Just hours after someone raided their piggy bank to buy Jerry Garcia’s fabled ‘Tiger’ guitar for just shy of £12 million, Derek Trucks has taken the iconic instrument to the stage.
It was auctioned off along with a raft of seven-figure electric guitars from the late Jim Irsay’s monumental collection last week. The eye-watering $11.56 million sale price makes it the second most expensive guitar in history, with the winner also crowned during a record-shattering auction.
The guitar, crafted by Alembic Guitars for Garcia in the late ’70s, weighs 13.5 pounds, and the chiropractor's nightmare is lavishly kitted out.

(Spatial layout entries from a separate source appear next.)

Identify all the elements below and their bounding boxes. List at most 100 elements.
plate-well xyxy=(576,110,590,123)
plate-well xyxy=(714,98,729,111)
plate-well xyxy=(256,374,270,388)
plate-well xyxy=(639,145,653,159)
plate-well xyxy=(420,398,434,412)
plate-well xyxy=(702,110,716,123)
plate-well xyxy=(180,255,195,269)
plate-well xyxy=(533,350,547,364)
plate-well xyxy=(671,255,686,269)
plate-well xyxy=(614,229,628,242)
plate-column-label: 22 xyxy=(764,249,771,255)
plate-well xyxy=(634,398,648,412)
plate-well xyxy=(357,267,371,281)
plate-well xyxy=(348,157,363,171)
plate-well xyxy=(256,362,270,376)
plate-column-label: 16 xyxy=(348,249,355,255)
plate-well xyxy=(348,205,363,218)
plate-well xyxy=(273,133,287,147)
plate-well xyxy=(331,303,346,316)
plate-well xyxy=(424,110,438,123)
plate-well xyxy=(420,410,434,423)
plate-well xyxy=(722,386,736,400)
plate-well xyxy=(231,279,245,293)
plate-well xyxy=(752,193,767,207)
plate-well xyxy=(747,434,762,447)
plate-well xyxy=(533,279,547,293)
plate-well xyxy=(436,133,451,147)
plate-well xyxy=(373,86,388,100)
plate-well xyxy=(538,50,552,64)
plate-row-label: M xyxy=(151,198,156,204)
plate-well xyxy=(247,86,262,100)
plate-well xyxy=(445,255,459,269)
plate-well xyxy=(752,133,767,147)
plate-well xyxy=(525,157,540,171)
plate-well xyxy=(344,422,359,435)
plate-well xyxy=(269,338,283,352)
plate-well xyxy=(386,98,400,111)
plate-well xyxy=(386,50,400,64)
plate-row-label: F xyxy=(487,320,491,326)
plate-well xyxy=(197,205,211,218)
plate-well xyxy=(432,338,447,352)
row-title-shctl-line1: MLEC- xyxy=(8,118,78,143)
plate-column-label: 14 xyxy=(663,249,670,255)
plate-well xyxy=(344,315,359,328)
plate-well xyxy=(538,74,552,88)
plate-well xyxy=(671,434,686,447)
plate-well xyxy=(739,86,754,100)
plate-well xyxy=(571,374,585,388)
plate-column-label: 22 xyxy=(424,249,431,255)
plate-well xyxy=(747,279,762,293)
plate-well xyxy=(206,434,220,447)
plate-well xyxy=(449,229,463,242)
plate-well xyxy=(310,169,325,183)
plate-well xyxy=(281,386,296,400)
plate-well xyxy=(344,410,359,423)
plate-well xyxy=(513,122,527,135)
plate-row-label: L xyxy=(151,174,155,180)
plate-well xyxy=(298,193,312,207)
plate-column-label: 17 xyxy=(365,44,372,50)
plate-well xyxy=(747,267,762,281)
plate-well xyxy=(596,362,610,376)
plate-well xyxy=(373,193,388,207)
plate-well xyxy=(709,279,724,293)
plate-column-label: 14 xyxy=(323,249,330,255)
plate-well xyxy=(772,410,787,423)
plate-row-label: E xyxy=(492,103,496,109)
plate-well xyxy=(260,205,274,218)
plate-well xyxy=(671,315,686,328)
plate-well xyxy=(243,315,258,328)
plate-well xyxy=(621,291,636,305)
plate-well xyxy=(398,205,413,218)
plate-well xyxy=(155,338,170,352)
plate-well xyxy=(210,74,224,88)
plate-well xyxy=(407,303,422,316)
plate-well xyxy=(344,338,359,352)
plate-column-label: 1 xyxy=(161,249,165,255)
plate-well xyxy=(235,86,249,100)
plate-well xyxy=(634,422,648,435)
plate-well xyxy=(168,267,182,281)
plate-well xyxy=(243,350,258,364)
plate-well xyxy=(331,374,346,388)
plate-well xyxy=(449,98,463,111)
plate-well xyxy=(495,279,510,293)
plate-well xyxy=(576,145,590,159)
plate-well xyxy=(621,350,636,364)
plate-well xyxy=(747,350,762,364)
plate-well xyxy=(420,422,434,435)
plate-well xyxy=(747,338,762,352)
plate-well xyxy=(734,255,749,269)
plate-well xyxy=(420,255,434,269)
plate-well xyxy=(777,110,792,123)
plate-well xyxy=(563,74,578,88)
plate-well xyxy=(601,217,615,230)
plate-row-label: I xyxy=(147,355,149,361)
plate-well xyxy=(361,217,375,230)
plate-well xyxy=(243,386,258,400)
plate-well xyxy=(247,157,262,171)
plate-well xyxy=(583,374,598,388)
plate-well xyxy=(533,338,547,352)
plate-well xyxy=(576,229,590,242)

Garcia is said to have told Alembic not to hold back on its creation, and the ornate axe was the result.
It, along with Alembic’s Wolf build for Garcia, is the only guitar on the most expensive list (now expanded to 22) that is not produced by a major manufacturer.
For its body layers of cocobolo, maple, and padauk are laminated together for a 'hippie sandwich' approach to tonewood, and the six-string, which cost Garcia a comparatively measly $5,800, became his main guitar for the next decade.
Not much longer after the gavel went down in New York, Trucks was taking the instrument 24 blocks away, to the Beacon Theatre. There, the guitar featured Tedeschi Trucks Band's latest residency show.
“There are instruments where you look at it and go, ‘Holy shit, what has this thing seen?’” Trucks tells Rolling Stone. “Just imagining Garcia in his dressing room, fucking playing the thing. Instruments carry a spirit.”
But Trucks isn’t the guitar’s owner; he was merely loaned it. Bobby Tseitlin, 44, from Family Guitars – a Chicago family of historic-instrument collectors – is the man who broke the bank on this one-of-a-kind guitar.
The Tiger is his third purchase linked to Garcia's legacy, after the Travis Bean TB500 and Modulus Blackknife.
But like Matt's Guitar Shop has done with Jeff Beck's Yardburst and Steve Jones’ Les Paul, the family wants them to “live and breathe” rather than become museum pieces. So expect to be seeing a lot more of the Tiger in the hands of guitar greats in the future.
“We knew that if Tiger went somewhere else, it was most likely going to be left behind glass,” Tseitlin explains. “They deserve to be out there, and people want to hear them. Those guitars bring out something in players.”